Anyway, personal nostalgia aside, I enjoyed the section on adhocism, or bricolage. Anthropologist Claude Lévi-Strauss defined a bricoleur as “someone working with oddments left over from human endeavours”, and the examples on display included the punk jewellery of Bernard Schobinger, a concrete stereo by Ron Arad, and a glass chair by Danny Lane.

So my spectacle and smartphone cases recycled from plastic bags and old aeronautical charts are postmodern works. But, as the exhibition points out, this is a very Eurocentric view of art. In many countries, this type of recycling has been going on for decades and is an everyday necessity, not an artistic statement.

In these environmentally sensitive times, we are all postmodernists.

 

The Power of Making

This exhibition, a collaboration between the Victoria & Albert Museum and the Crafts Council, presents an eclectic range of objects,  including various textiles, made by both amateurs and professionals.

Some use traditional techniques in unexpected ways, like Shauna Richardson’s crochetdermy bear, or Christien Meindertsma‘s knitted Aran rugs, requiring custom-made needles nearly 2 metres long:

I was particularly struck by a machine-embroidered snowflake made by Ellis Developments in polyester suture thread.  This delicate structure is actually a surgical implant – it provides multiple attachment points for replacing lost tissue:

Other exhibits feature unusual materials. For example, Sabrina Gschwandtner made a quilt from 16mm film stock, sewn together with polyamide thread:

On a similar theme, Alyce Santoro produced a dress woven from audio tape and polyester thread. Apparently, if you drag the magnetic head from a tape player (remember those?) along the fabric, it emits a garbled, underwater-type sound.

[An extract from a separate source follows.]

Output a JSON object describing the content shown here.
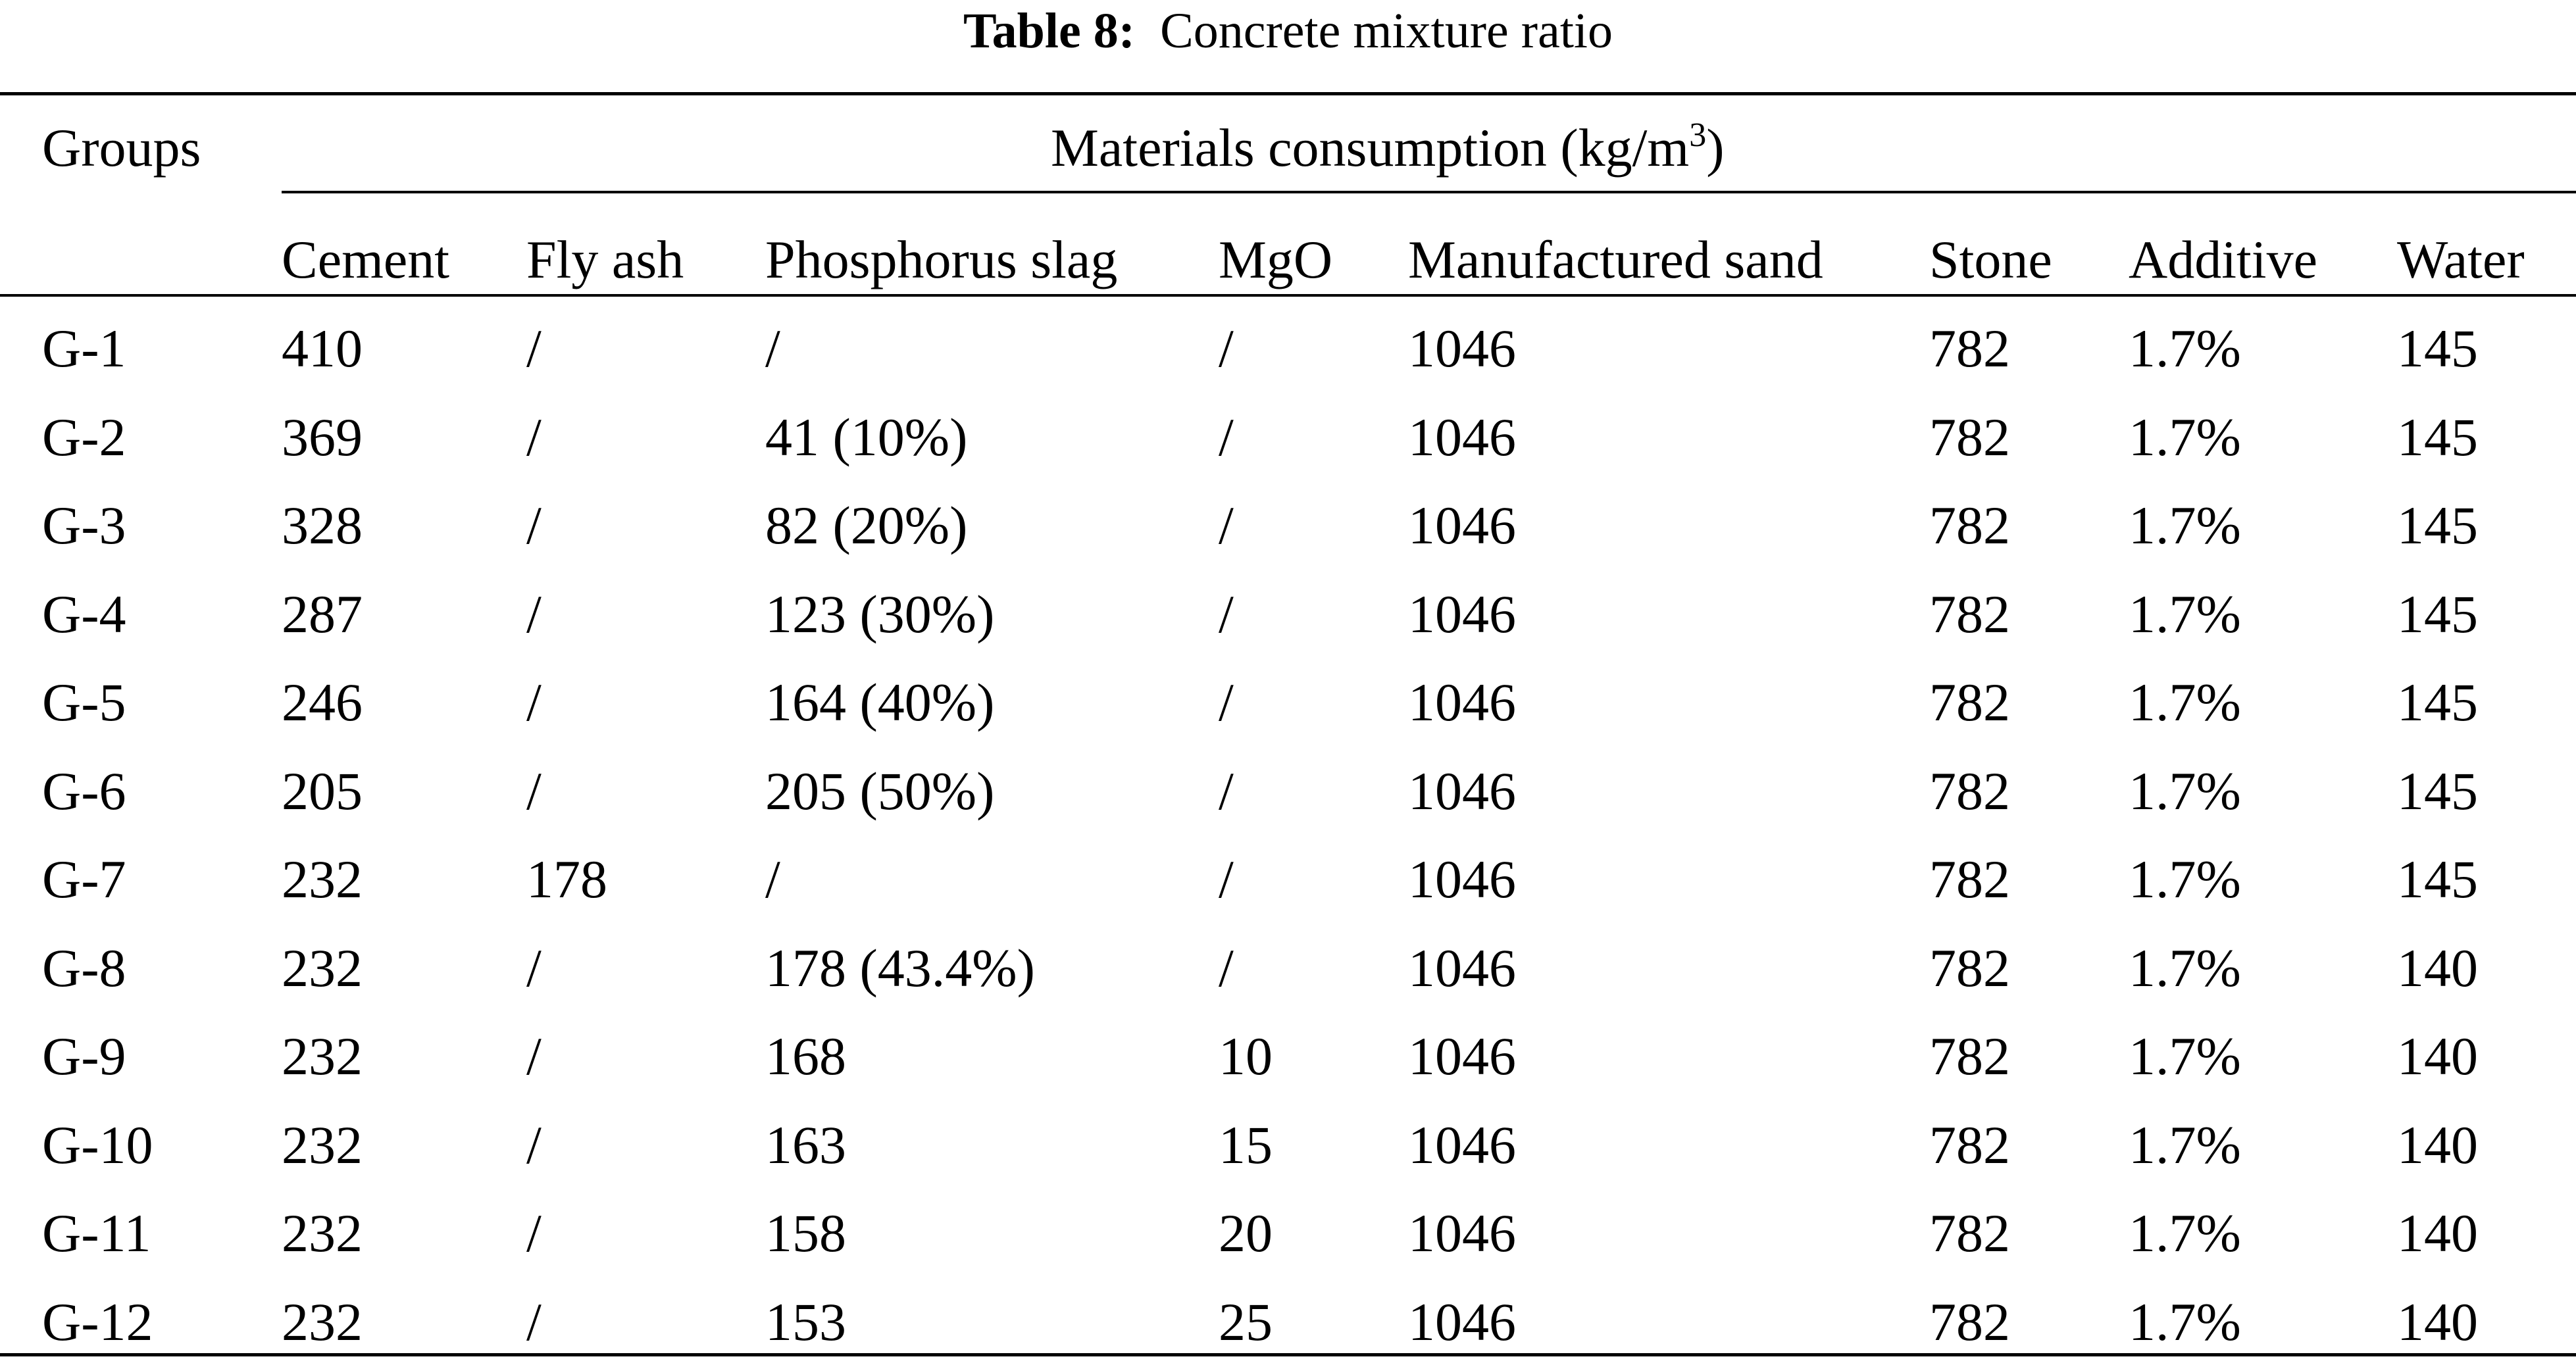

And then there was Elisa Strozyk‘s fascinating wooden textile, made by applying tessellated triangles of maple wood to Elaston polymer:

Finally, there were some innovative materials, like Manel Torres’ spray-on fabric, Fabrican:

And I’ve written about Suzanne Lee before – she uses bacteria to “grow” material, which she then makes into garments or other items. One of her tote bags was on display.

There were lots of non-textile items, of course, including 3D printers and sugar sculpture. But my favourite was a Santoku kitchen knife, which is made by folding and forging 101 layers of different steel, producing a stunning wave pattern on the blade.

The manufacturing technique is based on that used for making samurai swords, which you can also see in the Japan section of the V&A. In one particularly fine example, the pattern is in the shape of a dragon. Quite amazing.

The Power of Making runs at the V&A until 2 January 2012, and admission is free – definitely worth a look.